Formula and structure: The copper (I) sulfate chemical formula is Cu2SO4. The molar mass is 223.15 g/mol. The molecule is formed by two copper (I) cation Cu+ and one sulfate anion SO42-. The molecule is formed by a central sulfate anion to which the two copper cations are joined through a bond Cu-O. The molecule is orthorhombic. Its chemical structure can be written as below, in the common representations used for organic molecules.
Occurrence: Due to its instability, it is not found freely in nature.

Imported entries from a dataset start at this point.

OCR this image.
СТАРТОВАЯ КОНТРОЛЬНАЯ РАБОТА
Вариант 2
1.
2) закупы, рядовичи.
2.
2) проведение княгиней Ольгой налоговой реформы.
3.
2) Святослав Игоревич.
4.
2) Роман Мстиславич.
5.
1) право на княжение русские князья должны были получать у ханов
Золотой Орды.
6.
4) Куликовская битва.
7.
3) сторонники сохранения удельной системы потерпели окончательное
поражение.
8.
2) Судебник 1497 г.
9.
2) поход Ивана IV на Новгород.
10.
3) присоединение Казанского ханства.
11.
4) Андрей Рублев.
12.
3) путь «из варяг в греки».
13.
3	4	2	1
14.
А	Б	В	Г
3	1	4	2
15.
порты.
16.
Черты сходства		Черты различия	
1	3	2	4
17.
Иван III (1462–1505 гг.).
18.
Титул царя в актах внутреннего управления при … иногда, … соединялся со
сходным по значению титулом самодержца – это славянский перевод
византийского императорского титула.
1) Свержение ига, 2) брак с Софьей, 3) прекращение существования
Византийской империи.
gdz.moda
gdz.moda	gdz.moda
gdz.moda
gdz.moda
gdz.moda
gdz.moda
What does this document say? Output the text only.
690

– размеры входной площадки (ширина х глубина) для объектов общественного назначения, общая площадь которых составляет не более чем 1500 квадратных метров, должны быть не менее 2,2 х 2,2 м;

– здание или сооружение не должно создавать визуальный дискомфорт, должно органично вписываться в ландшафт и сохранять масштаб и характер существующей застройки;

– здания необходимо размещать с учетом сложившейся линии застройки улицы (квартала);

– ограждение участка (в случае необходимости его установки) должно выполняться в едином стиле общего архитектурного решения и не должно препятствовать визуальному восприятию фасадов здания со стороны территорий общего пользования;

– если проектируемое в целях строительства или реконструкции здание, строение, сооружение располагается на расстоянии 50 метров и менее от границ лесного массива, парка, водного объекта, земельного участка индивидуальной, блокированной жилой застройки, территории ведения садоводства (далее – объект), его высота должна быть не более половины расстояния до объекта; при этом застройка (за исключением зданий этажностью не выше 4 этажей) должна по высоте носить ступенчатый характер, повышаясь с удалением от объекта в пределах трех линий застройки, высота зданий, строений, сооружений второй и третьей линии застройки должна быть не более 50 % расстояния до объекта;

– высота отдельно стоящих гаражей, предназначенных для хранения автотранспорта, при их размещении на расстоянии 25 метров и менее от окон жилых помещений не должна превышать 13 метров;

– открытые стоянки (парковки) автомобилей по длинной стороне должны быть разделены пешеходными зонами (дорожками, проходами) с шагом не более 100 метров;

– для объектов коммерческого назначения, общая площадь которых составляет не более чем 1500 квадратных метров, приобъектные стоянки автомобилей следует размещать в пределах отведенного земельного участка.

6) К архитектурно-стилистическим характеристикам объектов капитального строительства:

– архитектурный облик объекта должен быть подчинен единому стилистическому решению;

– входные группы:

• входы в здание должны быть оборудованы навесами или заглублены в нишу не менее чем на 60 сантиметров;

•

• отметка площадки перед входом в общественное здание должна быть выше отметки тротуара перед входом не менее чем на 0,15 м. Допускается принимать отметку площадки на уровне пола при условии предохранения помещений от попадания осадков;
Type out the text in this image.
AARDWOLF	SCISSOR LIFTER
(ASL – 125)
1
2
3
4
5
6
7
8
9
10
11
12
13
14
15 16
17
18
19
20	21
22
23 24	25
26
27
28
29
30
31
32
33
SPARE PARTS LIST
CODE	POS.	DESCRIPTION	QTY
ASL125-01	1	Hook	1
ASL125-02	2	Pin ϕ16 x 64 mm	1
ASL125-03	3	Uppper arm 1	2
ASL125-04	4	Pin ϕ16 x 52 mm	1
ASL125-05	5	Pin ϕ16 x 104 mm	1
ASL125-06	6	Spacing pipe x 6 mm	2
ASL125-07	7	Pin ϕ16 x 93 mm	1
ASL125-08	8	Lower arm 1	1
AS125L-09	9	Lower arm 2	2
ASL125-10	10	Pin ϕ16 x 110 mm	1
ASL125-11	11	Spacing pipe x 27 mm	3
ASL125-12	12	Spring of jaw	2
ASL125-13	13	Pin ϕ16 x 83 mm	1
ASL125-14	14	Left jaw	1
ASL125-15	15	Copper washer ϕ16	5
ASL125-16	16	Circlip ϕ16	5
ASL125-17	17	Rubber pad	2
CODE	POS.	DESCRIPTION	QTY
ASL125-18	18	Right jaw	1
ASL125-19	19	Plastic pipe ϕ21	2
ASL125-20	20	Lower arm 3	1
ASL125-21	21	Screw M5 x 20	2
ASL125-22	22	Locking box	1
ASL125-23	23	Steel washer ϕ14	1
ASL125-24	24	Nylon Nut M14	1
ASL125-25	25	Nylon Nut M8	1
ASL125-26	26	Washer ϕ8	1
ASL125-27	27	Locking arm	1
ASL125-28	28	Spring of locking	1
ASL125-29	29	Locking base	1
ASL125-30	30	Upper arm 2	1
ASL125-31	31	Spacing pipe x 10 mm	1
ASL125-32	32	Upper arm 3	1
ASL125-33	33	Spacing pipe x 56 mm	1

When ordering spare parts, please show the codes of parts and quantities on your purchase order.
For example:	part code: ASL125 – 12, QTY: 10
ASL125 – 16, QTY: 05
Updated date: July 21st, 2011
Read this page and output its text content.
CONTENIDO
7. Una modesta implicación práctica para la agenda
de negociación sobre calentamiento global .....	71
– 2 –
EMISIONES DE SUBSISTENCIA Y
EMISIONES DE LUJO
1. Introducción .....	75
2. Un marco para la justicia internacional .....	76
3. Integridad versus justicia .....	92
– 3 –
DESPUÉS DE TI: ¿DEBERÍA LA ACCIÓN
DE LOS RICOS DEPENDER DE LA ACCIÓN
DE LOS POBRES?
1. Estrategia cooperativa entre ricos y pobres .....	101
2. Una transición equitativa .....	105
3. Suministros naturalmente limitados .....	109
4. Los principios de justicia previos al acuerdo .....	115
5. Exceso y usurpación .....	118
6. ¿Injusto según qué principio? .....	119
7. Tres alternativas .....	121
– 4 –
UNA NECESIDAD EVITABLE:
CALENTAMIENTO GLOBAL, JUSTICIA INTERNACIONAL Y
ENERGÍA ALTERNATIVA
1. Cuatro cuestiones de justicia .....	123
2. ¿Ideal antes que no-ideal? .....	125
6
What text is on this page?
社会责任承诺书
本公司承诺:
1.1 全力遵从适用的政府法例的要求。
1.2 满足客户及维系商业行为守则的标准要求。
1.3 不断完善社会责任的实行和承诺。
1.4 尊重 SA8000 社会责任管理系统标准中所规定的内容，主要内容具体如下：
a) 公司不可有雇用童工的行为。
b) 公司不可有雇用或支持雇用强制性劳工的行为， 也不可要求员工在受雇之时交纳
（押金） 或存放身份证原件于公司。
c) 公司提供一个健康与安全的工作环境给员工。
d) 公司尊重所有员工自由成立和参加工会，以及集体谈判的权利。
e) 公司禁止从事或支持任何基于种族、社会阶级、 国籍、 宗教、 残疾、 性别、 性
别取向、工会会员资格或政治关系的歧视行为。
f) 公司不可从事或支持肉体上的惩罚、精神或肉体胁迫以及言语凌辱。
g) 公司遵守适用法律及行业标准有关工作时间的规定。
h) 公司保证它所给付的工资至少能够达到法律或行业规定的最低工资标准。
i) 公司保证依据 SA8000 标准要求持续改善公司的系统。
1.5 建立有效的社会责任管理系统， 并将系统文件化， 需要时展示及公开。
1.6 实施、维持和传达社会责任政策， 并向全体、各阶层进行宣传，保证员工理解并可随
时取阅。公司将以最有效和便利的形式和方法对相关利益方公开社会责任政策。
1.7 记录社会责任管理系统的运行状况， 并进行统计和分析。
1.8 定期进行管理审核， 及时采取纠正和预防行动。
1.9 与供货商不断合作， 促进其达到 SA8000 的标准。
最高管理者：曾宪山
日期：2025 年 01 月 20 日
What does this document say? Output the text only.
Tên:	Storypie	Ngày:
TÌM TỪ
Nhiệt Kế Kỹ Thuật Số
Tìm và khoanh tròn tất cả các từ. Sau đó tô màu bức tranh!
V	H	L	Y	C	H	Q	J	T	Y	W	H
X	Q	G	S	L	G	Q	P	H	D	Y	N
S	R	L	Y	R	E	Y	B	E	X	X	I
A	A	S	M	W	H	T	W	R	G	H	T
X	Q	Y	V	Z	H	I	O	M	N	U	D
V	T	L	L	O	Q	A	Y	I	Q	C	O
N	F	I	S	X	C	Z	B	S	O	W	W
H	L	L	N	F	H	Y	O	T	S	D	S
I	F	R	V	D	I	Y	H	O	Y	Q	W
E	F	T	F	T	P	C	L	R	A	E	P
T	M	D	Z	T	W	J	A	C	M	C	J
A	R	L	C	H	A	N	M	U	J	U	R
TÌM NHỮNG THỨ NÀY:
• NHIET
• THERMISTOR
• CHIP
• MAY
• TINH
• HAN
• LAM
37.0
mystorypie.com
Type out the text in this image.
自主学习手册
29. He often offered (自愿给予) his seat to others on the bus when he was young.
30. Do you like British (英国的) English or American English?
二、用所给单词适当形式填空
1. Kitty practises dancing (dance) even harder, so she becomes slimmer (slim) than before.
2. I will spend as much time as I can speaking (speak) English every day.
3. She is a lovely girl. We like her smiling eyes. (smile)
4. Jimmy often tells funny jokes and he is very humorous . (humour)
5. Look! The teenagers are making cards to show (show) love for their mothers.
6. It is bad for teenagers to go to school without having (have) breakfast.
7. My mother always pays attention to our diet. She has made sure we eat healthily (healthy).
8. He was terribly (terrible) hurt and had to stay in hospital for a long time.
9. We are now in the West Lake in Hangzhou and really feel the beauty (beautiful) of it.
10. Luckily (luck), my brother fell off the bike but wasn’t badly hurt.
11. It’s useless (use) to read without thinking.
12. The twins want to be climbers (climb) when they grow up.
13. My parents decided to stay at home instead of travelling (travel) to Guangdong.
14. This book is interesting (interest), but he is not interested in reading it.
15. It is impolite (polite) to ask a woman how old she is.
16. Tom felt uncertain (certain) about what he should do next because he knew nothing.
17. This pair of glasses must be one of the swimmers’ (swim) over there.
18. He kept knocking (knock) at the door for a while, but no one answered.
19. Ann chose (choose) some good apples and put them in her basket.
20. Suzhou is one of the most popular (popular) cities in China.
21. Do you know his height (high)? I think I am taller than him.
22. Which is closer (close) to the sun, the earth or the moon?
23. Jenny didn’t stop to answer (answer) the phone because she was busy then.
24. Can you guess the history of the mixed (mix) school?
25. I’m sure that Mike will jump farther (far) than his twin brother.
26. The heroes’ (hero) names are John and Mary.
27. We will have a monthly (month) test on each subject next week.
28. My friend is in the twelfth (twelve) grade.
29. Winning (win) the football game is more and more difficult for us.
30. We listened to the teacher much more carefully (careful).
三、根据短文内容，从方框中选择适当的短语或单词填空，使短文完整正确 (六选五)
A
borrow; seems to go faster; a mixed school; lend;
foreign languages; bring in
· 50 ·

Preparation: Copper (I) sulfate can be prepared from the reaction between the copper (I) oxide and the DMSO (dimethyl sulfate):
Cu2O + (CH3O)2SO2 → Cu 2SO4 + (CH3)2O
Physical properties: Copper (I) sulfate is a white solid with a density 3.6 g/mL. The melting point is 110 °C and above this temperature, it decomposes. Copper (I) sulfate decomposes in water.
Chemical properties: Copper (I) sulfate is not largely used for chemical application due to its large instability. In general, this salt decomposes to form the most stable copper (II) sulfate CuSO4, which has more chemical applications as described below.
Uses: There are not chemical applications described for the copper (I) sulfate, except some chemical reactions in small scale, where it can act as a catalyst. The most common and stable copper (II) sulfate can be used as a catalysts, as an additive in fertilizers and in food and pharmaceutical preservatives.
Health effects / safety hazards: Iron (I) sulfate is very toxic for the aquatic life. It is dangerous if ingested and can cause skin and eyes irritation. It is not flammable. It does not react with other chemical compounds.